ここからネタバレも出てくるのでまだ、見ていない人で、これから行く人はこの後はまだ読まないようにご注意ください。
「こちらの扉をひいて中にお入りください。」と書いてあるのは劇場の重い鉄の扉。この段階で『注文の多い料理店』を思い浮かべてしまいました。そして、中に入って、そこにあったのが……扉?扉です。もう、これでワクワクしてしまった私は、もう、冨安さんの術中にはまってしまっています。
その先にあったのは、ずっと先まで続く長い長い廊下。よく見てみると真ん中あたりに人がいます。え?と言うことは……。
廊下から中に入ると暗い大きな空間。大きなと言っても暗いので目が慣れるまではどんな空間かわかりません。入り口近くのラジオからザザザというような音が流れたり、壁に廃墟の様な部屋の映像が流れたりしています。説明もなく、情報との言えない指針をさぐるように。
そして照明がスポット的に点灯して、消え、また別のところで点灯して、消えを繰り返していきます。そこには先ほど映像で見たようなテーブルやイスなどが並び、まるで廃墟のホテルに迷い込んだ様。
そしてそれらに住まうのが動物たち。熊や鹿やワニ等がそこに我が物顔でいるところに自分が足を踏み入れてしまったのに気づきます。見ている人は明かりが点る順を追って導かれるように移動していきます。何かの痕跡を辿るかのように。
廃墟のホテルの中の幾つかのシーンが一つ一つ展開されていきます。大きな空間の中なのですが、暗い空間で回りが良く見えないので、照明があたる部分だけシーンが浮かび上がります。照明で区切られた空間。劇場ならではの演出です。ミラーの使い方もうまい。後であの壁にはもともとミラーがあったよな、と思い出しました。
出来れば空いているときに見たい展示ですね。人が多いと色々と感じ方も変わってきてしまう。正味を感じ取れないかもしれない。土日はすでに入場制限がかかっているという話です。

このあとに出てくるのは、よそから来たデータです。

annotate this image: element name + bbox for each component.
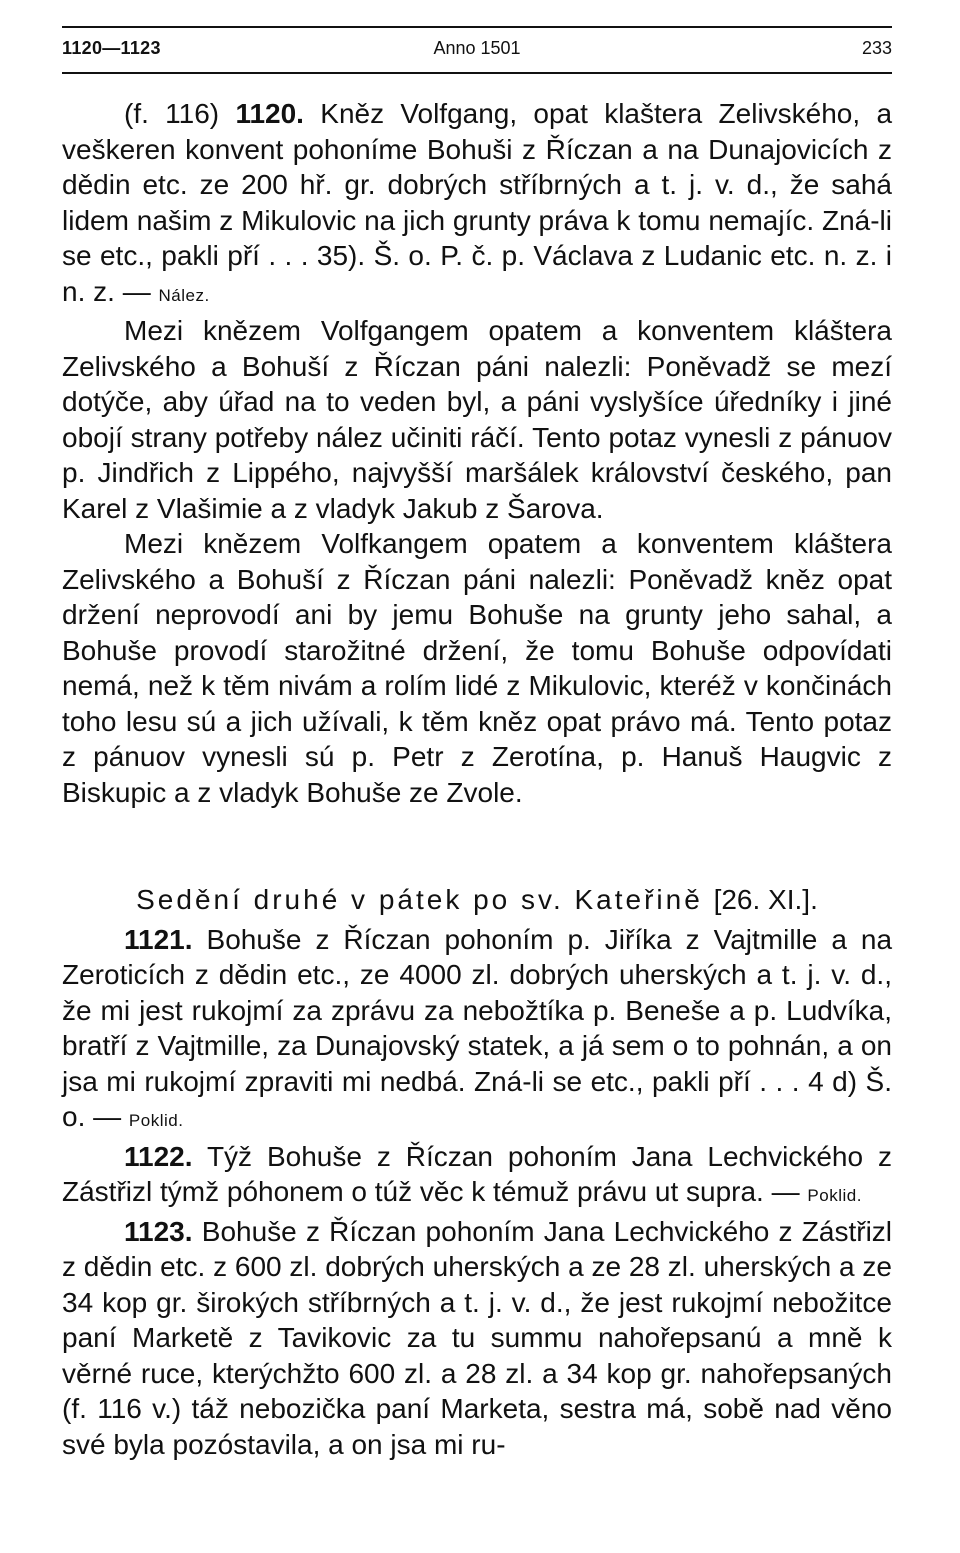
entry-range: 1120—1123 bbox=[62, 38, 161, 58]
session-date: [26. XI.]. bbox=[713, 884, 818, 915]
verdict-paragraph-2: Mezi knězem Volfkangem opatem a konventem kláštera Zelivského a Bohuší z Říczan páni nalezli: Poněvadž kněz opat držení neprovodí ani by jemu Bohuše na grunty jeho sahal, a Bohuše provodí starožitné držení, že tomu Bohuše odpovídati nemá, než k těm nivám a rolím lidé z Mikulovic, kteréž v končinách toho lesu sú a jich užívali, k těm kněz opat právo má. Tento potaz z pánuov vynesli sú p. Petr z Zerotína, p. Hanuš Haugvic z Biskupic a z vladyk Bohuše ze Zvole. bbox=[62, 528, 892, 808]
entry-number: 1123. bbox=[124, 1215, 193, 1247]
entry-number: 1121. bbox=[124, 923, 193, 955]
folio-ref: (f. 116) bbox=[124, 98, 220, 129]
document-page bbox=[62, 26, 892, 1462]
verdict-paragraph-1: Mezi knězem Volfgangem opatem a konventem kláštera Zelivského a Bohuší z Říczan páni nalezli: Poněvadž se mezí dotýče, aby úřad na to veden byl, a páni vyslyšíce úředníky i jiné obojí strany potřeby nález učiniti ráčí. Tento potaz vynesli z pánuov p. Jindřich z Lippého, najvyšší maršálek království českého, pan Karel z Vlašimie a z vladyk Jakub z Šarova. bbox=[62, 315, 892, 524]
entry-number: 1122. bbox=[124, 1140, 193, 1172]
session-title: Sedění druhé v pátek po sv. Kateřině bbox=[136, 884, 703, 915]
entry-text: Bohuše z Říczan pohoním Jana Lechvického z Zástřizl z dědin etc. z 600 zl. dobrých uherských a ze 28 zl. uherských a ze 34 kop gr. širokých stříbrných a t. j. v. d., že jest rukojmí nebožitce paní Marketě z Tavikovic za tu summu nahořepsanú a mně k věrné ruce, kterýchžto 600 zl. a 28 zl. a 34 kop gr. nahořepsaných (f. 116 v.) táž nebozička paní Marketa, sestra má, sobě nad věno své byla pozóstavila, a on jsa mi ru- bbox=[62, 1215, 893, 1460]
entry-1123 bbox=[62, 1214, 892, 1463]
running-title: Anno 1501 bbox=[433, 38, 521, 58]
entry-1121 bbox=[62, 922, 892, 1139]
entry-number: 1120. bbox=[235, 98, 304, 129]
verdict-label: Poklid. bbox=[128, 1111, 184, 1130]
page-body bbox=[62, 96, 892, 1462]
entry-text: Kněz Volfgang, opat klaštera Zelivského, a veškeren konvent pohoníme Bohuši z Říczan a na Dunajovicích z dědin etc. ze 200 hř. gr. dobrých stříbrných a t. j. v. d., že sahá lidem našim z Mikulovic na jich grunty práva k tomu nemajíc. Zná-li se etc., pakli pří . . . 35). Š. o. P. č. p. Václava z Ludanic etc. n. z. i n. z. — bbox=[62, 98, 893, 307]
entry-1122 bbox=[62, 1139, 892, 1214]
verdict-label: Nález. bbox=[158, 285, 210, 305]
entry-text: Týž Bohuše z Říczan pohoním Jana Lechvického z Zástřizl týmž póhonem o túž věc k témuž právu ut supra. — bbox=[62, 1140, 892, 1207]
session-heading bbox=[62, 882, 892, 918]
page-header bbox=[62, 26, 892, 74]
entry-1120 bbox=[62, 96, 892, 313]
page-number: 233 bbox=[861, 38, 892, 58]
verdict-label: Poklid. bbox=[807, 1186, 862, 1205]
entry-text: Bohuše z Říczan pohoním p. Jiříka z Vajtmille a na Zeroticích z dědin etc., ze 4000 zl. dobrých uherských a t. j. v. d., že mi jest rukojmí za zprávu za nebožtíka p. Beneše a p. Ludvíka, bratří z Vajtmille, za Dunajovský statek, a já sem o to pohnán, a on jsa mi rukojmí zpraviti mi nedbá. Zná-li se etc., pakli pří . . . 4 d) Š. o. — bbox=[62, 923, 893, 1132]
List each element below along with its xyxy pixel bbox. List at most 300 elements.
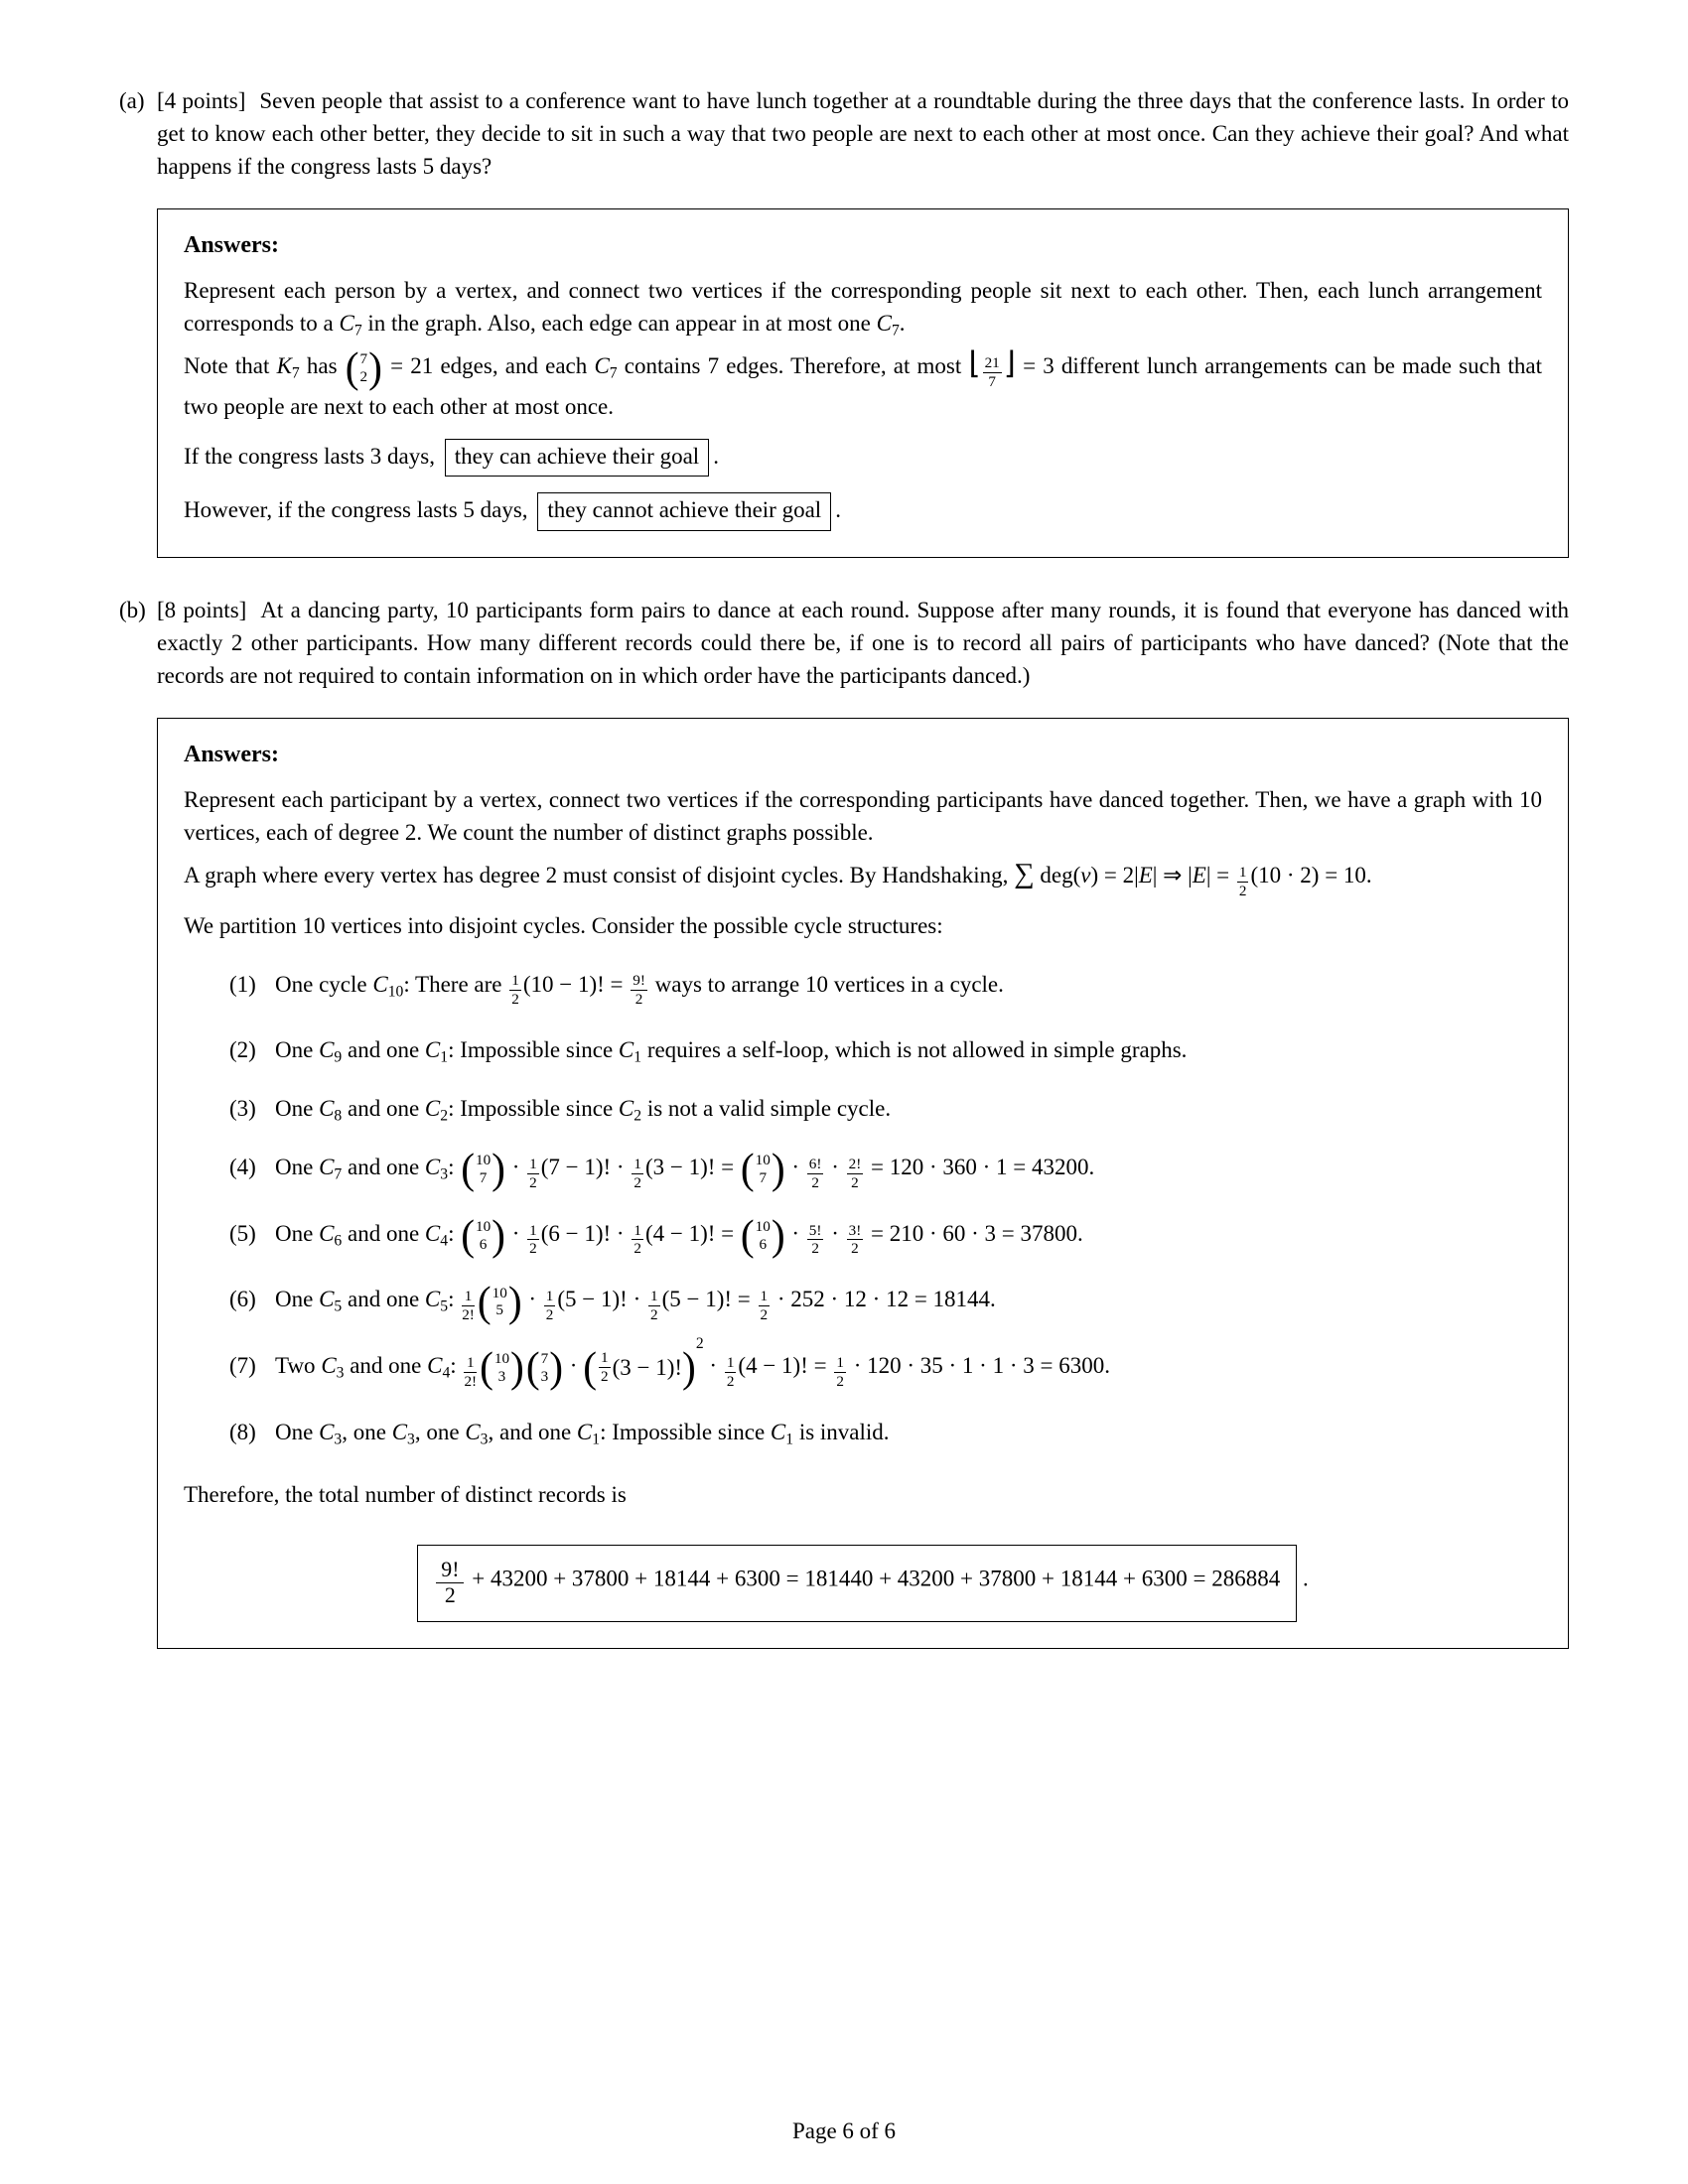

さて、これで終わりではありません。大きな空間を出ると、再び廊下へ出ます。瞬く照明、そこにある車いすは置き去られたのか何かを待っているのか。そして、人がいないのに両側に見える人影。
廊下からもう一つの部屋へ。こちらもブラックボックスの部屋。照明がバラバラに壁にかかる絵画を照らし、それを追って見ていく。そこには答え合わせのように廃墟となったホテルの中身が描かれている。同じようで、違うような景色。
以前、人がいた場所の痕跡を描く、それだけではなく再現し、別の生き物たちを住まわすように、そこにある何かを表現する。冨安さんが表現する「不確かなもの」を感じ取って、この絵で頭の中で再現していく儀式をしている様です。
絵画の中には全く生き物はいないように見えましたが、良く見たら一匹の猫が居ました。不確かなものの中に、一つの確かなもの、それがこの猫なのでしょうか?
資生堂の時の直接的な「何かの存在感」の表現はホラーハウスのようにも見えましたが、今回はより曖昧に、より想像的に、より妄想させるようにみせているので、前に感じたお化けという存在とはまた違う感じでした。この曖昧なものに名前を付けれられない、でもそれはある、と信じてしまうような、そんな体験です。
藤原印刷さんが手掛けた図録も美しい。小口の金の仕上げも雰囲気在ります。今回の展覧会に関するものだけでなく、冨安さんの作品集になっています。 今回の展示に関しては、展示の写真ではなく、そのもとになった廃墟に動物たちが居る写真と展示してあった絵画が載っています。サイン入りのものを入手できました!